Saturday, December 24, 2011

“Conversation” (?) or rather, Interrogation # 1

I have described elsewhere how the Tahrir was boarded on afternoon of Friday November 4 2011 by overwhelming Israeli military force. Immediately following the assault on our vessel, we were all searched at gunpoint and most of our property and equipment confiscated. We are searched again at dockside in the port of Ashdod and then strip-searched in tents set up in a warehouse, before being bused (two of us in handcuffs and leg shackles) to an immigration processing centre. 

From the moment of my forced arrival in Israel, I repeatedly asked all the Israelis I met (and there were dozens over the course of those hours) for four things: I would like my passport returned, I would like to speak to a lawyer of my choosing, I would like to meet with Canadian consular staff and I would like to have our property (including our boat) returned. My repeated requests were of course ignored or dismissed. The following reconstruction of one of those “conversations”, based on notes I was able to take shortly after the events (while in prison and traveling home that week), is  necessarily partial (in both senses of the word: incomplete and somewhat biased) but they offer a flavour of what it was like interacting with Israel officials.

Security interview at immigration processing centre, Apartheid State of Israel, night of November 4. After finger-printing and being offered (and refusing to sign) a form which recognizes that I have entered Israeli illegally, I was selected to a “conversation” with a security officer. Three other plainclothes officers are in the room in addition to the interrogator, who begins by denying that he works for the security services.  

I do not work in security, I just have to ask you some questions to fill in this form. What is your name?
You have all my documents, you know my name. When will our confiscated property be returned?

Later. Your place of birth?
Also on my passport.  I would like to speak to my lawyer now please.

Mother`s name and father`s name?
What does it matter to you? Can I see my consular representative now please?

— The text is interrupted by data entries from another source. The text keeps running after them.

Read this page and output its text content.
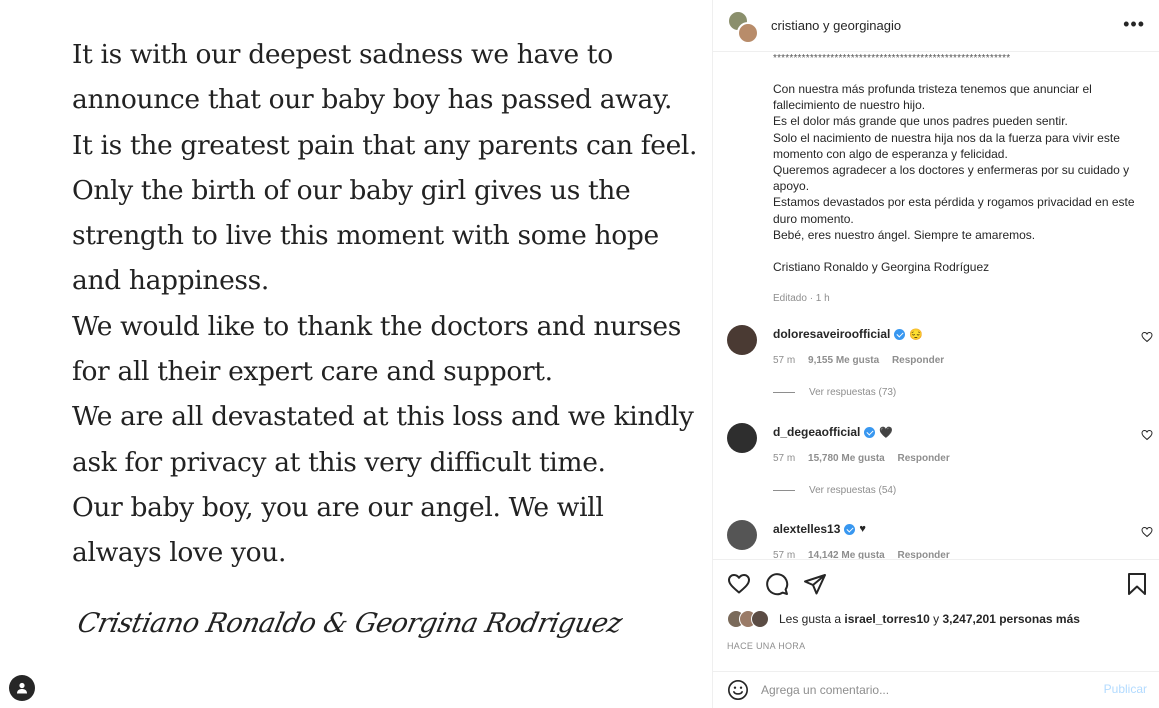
It is with our deepest sadness we have to
announce that our baby boy has passed away.
It is the greatest pain that any parents can feel.
Only the birth of our baby girl gives us the
strength to live this moment with some hope
and happiness.
We would like to thank the doctors and nurses
for all their expert care and support.
We are all devastated at this loss and we kindly
ask for privacy at this very difficult time.
Our baby boy, you are our angel. We will
always love you.
Cristiano Ronaldo & Georgina Rodriguez
cristiano y georginagio	•••

**********************************************************

Con nuestra más profunda tristeza tenemos que anunciar el fallecimiento de nuestro hijo.

Es el dolor más grande que unos padres pueden sentir.

Solo el nacimiento de nuestra hija nos da la fuerza para vivir este momento con algo de esperanza y felicidad.

Queremos agradecer a los doctores y enfermeras por su cuidado y apoyo.

Estamos devastados por esta pérdida y rogamos privacidad en este duro momento.

Bebé, eres nuestro ángel. Siempre te amaremos.

Cristiano Ronaldo y Georgina Rodríguez

Editado · 1 h
doloresaveiroofficial 😔
57 m 9,155 Me gusta Responder
Ver respuestas (73)
d_degeaofficial 🖤
57 m 15,780 Me gusta Responder
Ver respuestas (54)
alextelles13 ♥
57 m 14,142 Me gusta Responder
Les gusta a
israel_torres10
y
3,247,201 personas más
HACE UNA HORA
Agrega un comentario...
Publicar
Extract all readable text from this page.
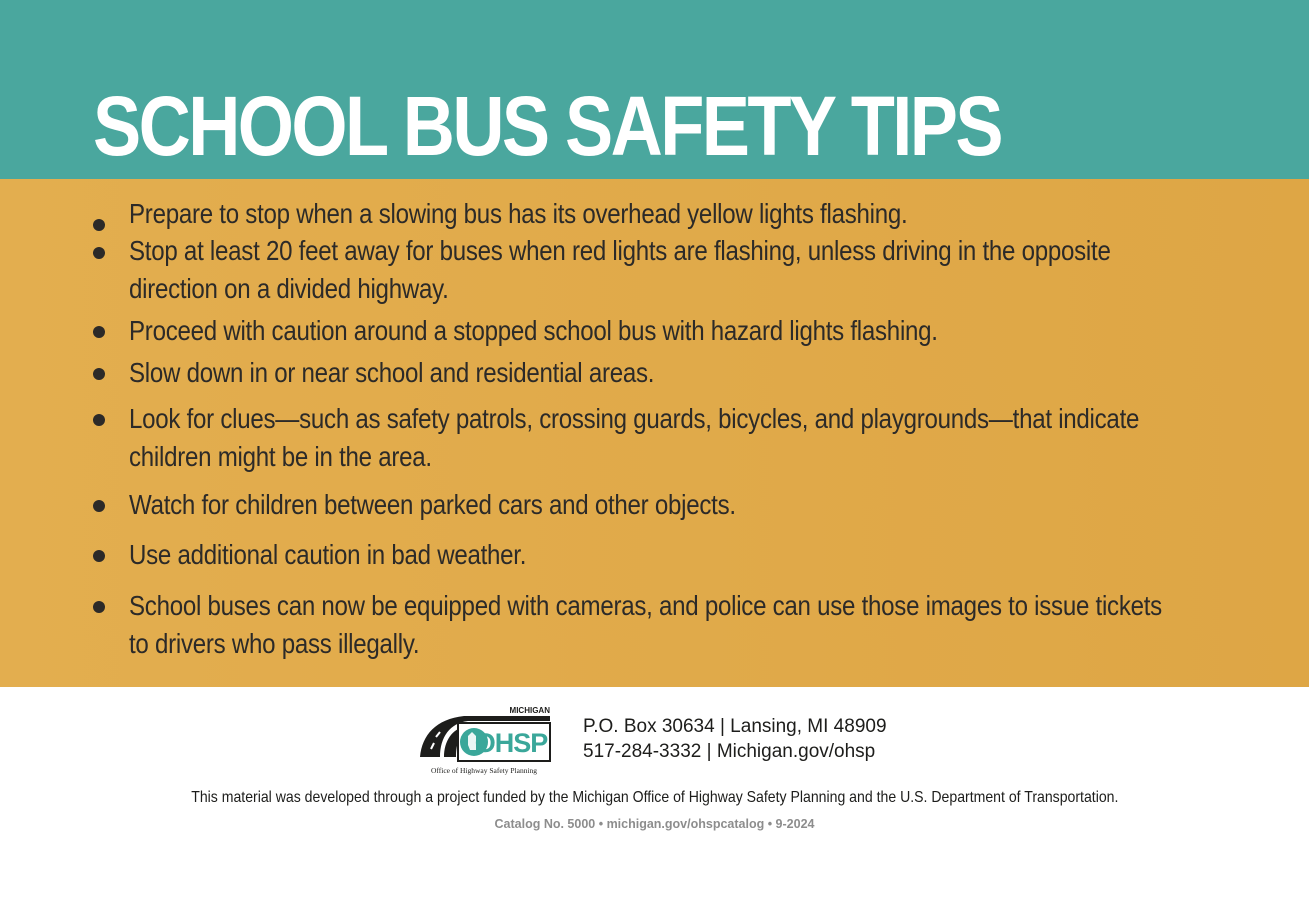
SCHOOL BUS SAFETY TIPS
Prepare to stop when a slowing bus has its overhead yellow lights flashing.
Stop at least 20 feet away for buses when red lights are flashing, unless driving in the opposite
direction on a divided highway.
Proceed with caution around a stopped school bus with hazard lights flashing.
Slow down in or near school and residential areas.
Look for clues—such as safety patrols, crossing guards, bicycles, and playgrounds—that indicate
children might be in the area.
Watch for children between parked cars and other objects.
Use additional caution in bad weather.
School buses can now be equipped with cameras, and police can use those images to issue tickets
to drivers who pass illegally.
MICHIGAN
OHSP
Office of Highway Safety Planning
P.O. Box 30634 | Lansing, MI 48909
517-284-3332 | Michigan.gov/ohsp
This material was developed through a project funded by the Michigan Office of Highway Safety Planning and the U.S. Department of Transportation.
Catalog No. 5000 • michigan.gov/ohspcatalog • 9-2024
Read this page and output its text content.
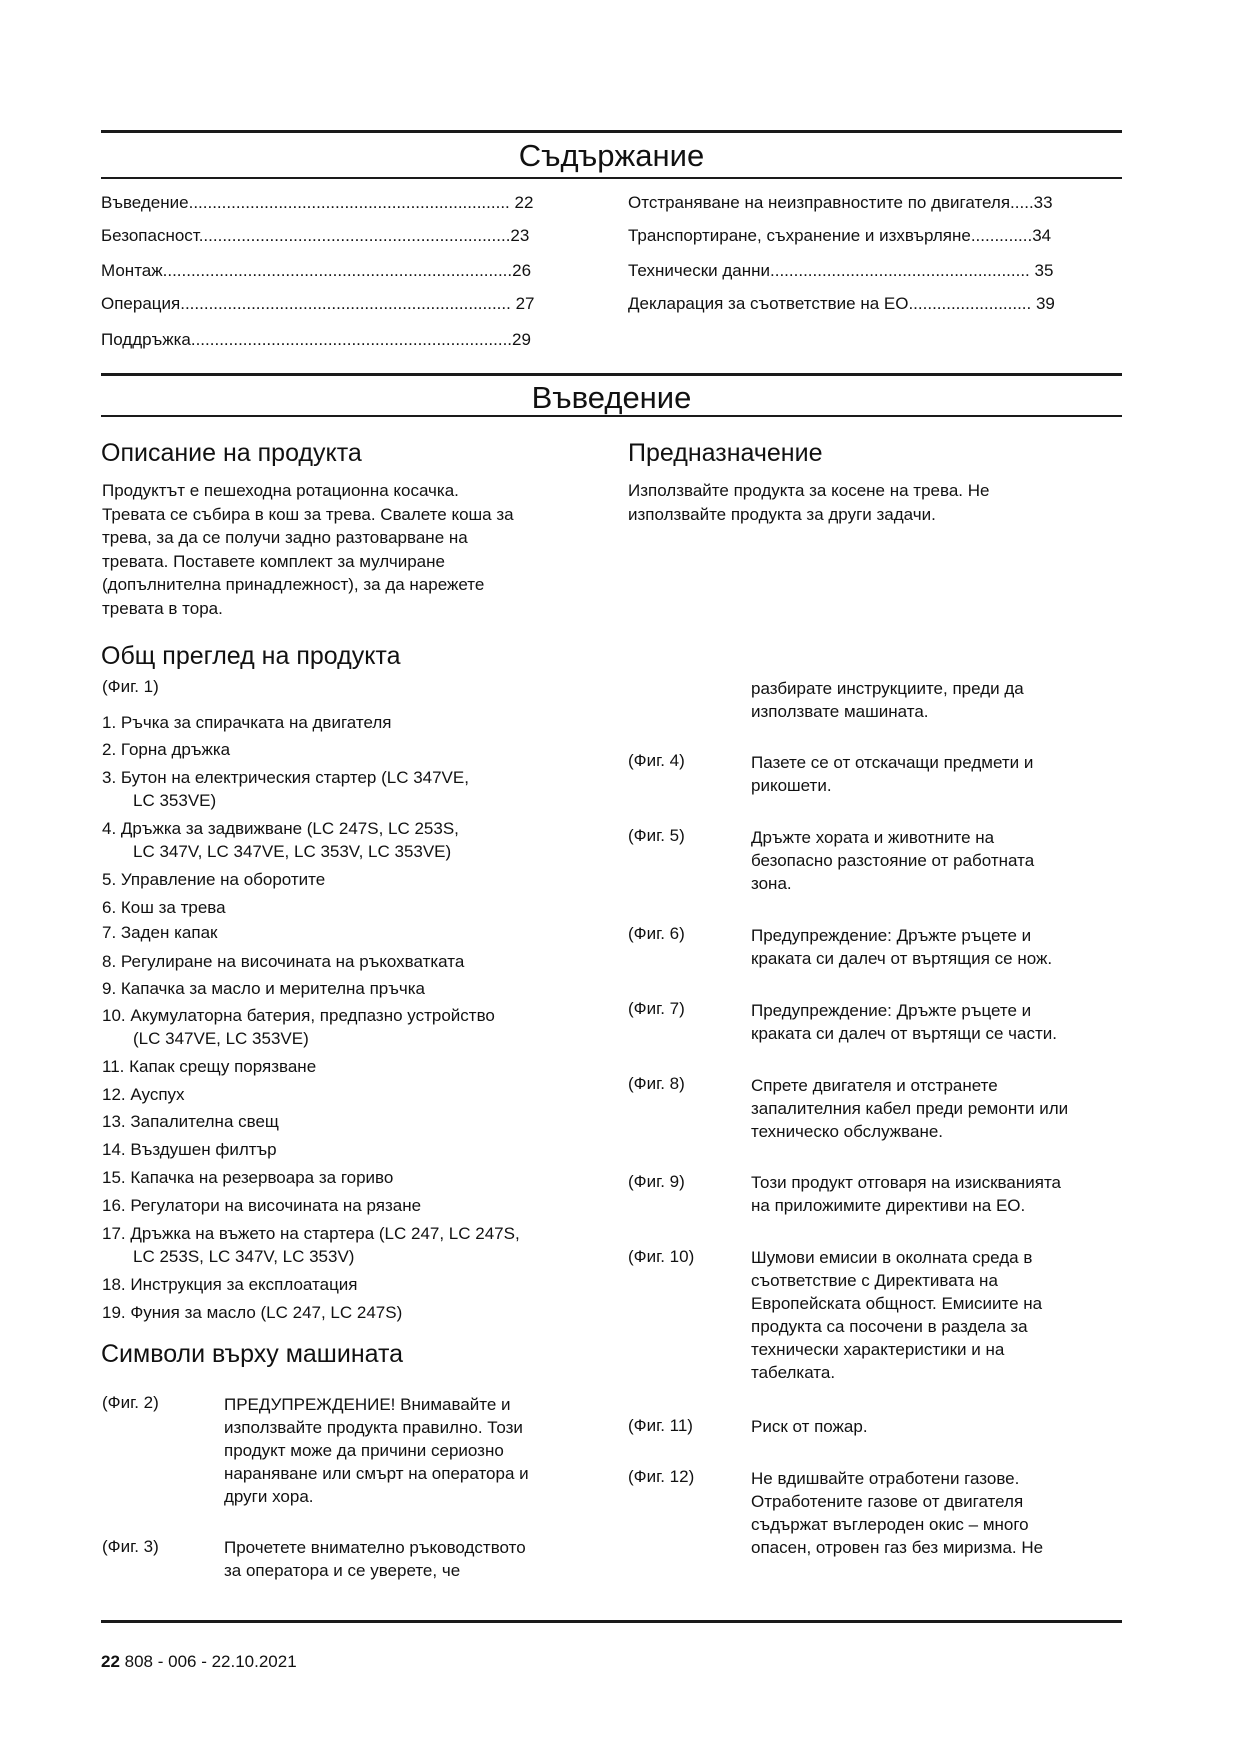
Съдържание
Въведение.................................................................... 22
Безопасност..................................................................23
Монтаж..........................................................................26
Операция...................................................................... 27
Поддръжка....................................................................29
Отстраняване на неизправностите по двигателя.....33
Транспортиране, съхранение и изхвърляне.............34
Технически данни....................................................... 35
Декларация за съответствие на ЕО.......................... 39
Въведение
Описание на продукта
Продуктът е пешеходна ротационна косачка.
Тревата се събира в кош за трева. Свалете коша за
трева, за да се получи задно разтоварване на
тревата. Поставете комплект за мулчиране
(допълнителна принадлежност), за да нарежете
тревата в тора.
Предназначение
Използвайте продукта за косене на трева. Не
използвайте продукта за други задачи.
Общ преглед на продукта
(Фиг. 1)
1. Ръчка за спирачката на двигателя
2. Горна дръжка
3. Бутон на електрическия стартер (LC 347VE,
LC 353VE)
4. Дръжка за задвижване (LC 247S, LC 253S,
LC 347V, LC 347VE, LC 353V, LC 353VE)
5. Управление на оборотите
6. Кош за трева
7. Заден капак
8. Регулиране на височината на ръкохватката
9. Капачка за масло и мерителна пръчка
10. Акумулаторна батерия, предпазно устройство
(LC 347VE, LC 353VE)
11. Капак срещу порязване
12. Ауспух
13. Запалителна свещ
14. Въздушен филтър
15. Капачка на резервоара за гориво
16. Регулатори на височината на рязане
17. Дръжка на въжето на стартера (LC 247, LC 247S,
LC 253S, LC 347V, LC 353V)
18. Инструкция за експлоатация
19. Фуния за масло (LC 247, LC 247S)
Символи върху машината
(Фиг. 2)	ПРЕДУПРЕЖДЕНИЕ! Внимавайте и
използвайте продукта правилно. Този
продукт може да причини сериозно
нараняване или смърт на оператора и
други хора.
(Фиг. 3)	Прочетете внимателно ръководството
за оператора и се уверете, че
разбирате инструкциите, преди да
използвате машината.
(Фиг. 4)	Пазете се от отскачащи предмети и
рикошети.
(Фиг. 5)	Дръжте хората и животните на
безопасно разстояние от работната
зона.
(Фиг. 6)	Предупреждение: Дръжте ръцете и
краката си далеч от въртящия се нож.
(Фиг. 7)	Предупреждение: Дръжте ръцете и
краката си далеч от въртящи се части.
(Фиг. 8)	Спрете двигателя и отстранете
запалителния кабел преди ремонти или
техническо обслужване.
(Фиг. 9)	Този продукт отговаря на изискванията
на приложимите директиви на ЕО.
(Фиг. 10)	Шумови емисии в околната среда в
съответствие с Директивата на
Европейската общност. Емисиите на
продукта са посочени в раздела за
технически характеристики и на
табелката.
(Фиг. 11)	Риск от пожар.
(Фиг. 12)	Не вдишвайте отработени газове.
Отработените газове от двигателя
съдържат въглероден окис – много
опасен, отровен газ без миризма. Не
22 808 - 006 - 22.10.2021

I need this information to fill out this form…
So, what are your mother and father`s names?

My parents? Their names are Avram and Sara.
Are Sarah and Avram proud that their son is an accomplice to piracy and kidnapping?

I ask the questions here. Your passport says you are 45, you don’t look that old.
Pacifism keeps us young, you guys should try it. Speaking of my passport, can I have it back please?

Not now. Did you know there was a military blockade of Gaza?
I do not recognize your authority to enforce that blockade: it is illegal in international law. Can I please contact Canadian consular officials now?

We do not agree about the legality of the blockade.
There are a lot of things we are not going to agree about, we could be here a while if you want to cover them all. Can I please see a lawyer now?

Why did you come here if you knew Gaza was under a military blockade?
Why did people of conscience go the southern U.S. to challenge segregation? Why did some people hide European Jews during the second world war?

But you knew there was some possibility of physical danger to yourself? Possibly some legal consequences in your country?
There was also danger and possible legal consequences in opposing segregation and in hiding people who needed to be hidden, but those were still the right things to do. When will I have my confiscated property returned?

Later, at the airport. One of the other officers hands him a note on a yellow pad. This was not the first time you tried to travel to Gaza?
It is a matter of public record that I was involved with organizing the Gaza Freedom March in 2009-2010
 and went to Egypt with the Canadian delegation. It is also public information, on our website, that I am part of the Canadian boat to Gaza steering committee and I went to Greece in June and July of this year to try to sail to Gaza. You can also see the stamps in my passport for each of these trips, so there is really no reason to ask these questions. Can I have my passport back please?

Not now. We do not have this information you say is on your website, we do not know where to find it.
I don’t think you brought me here to give lessons on how to use Google. The information you are asking about is freely and publicly available. If you have only obvious questions to ask, can I please see my consular officials now?

He goes to look for some papers in another office, leaving my with his three colleagues.  I ask what their work is, and two of confirm that they work in security, the other says he “
works everywhere”. When my interrogator returns, I congratulate him on his colleagues’ (relative) honesty in at least admitting what their work really is. After more pointless questioning, I am returned to the waiting area with the others.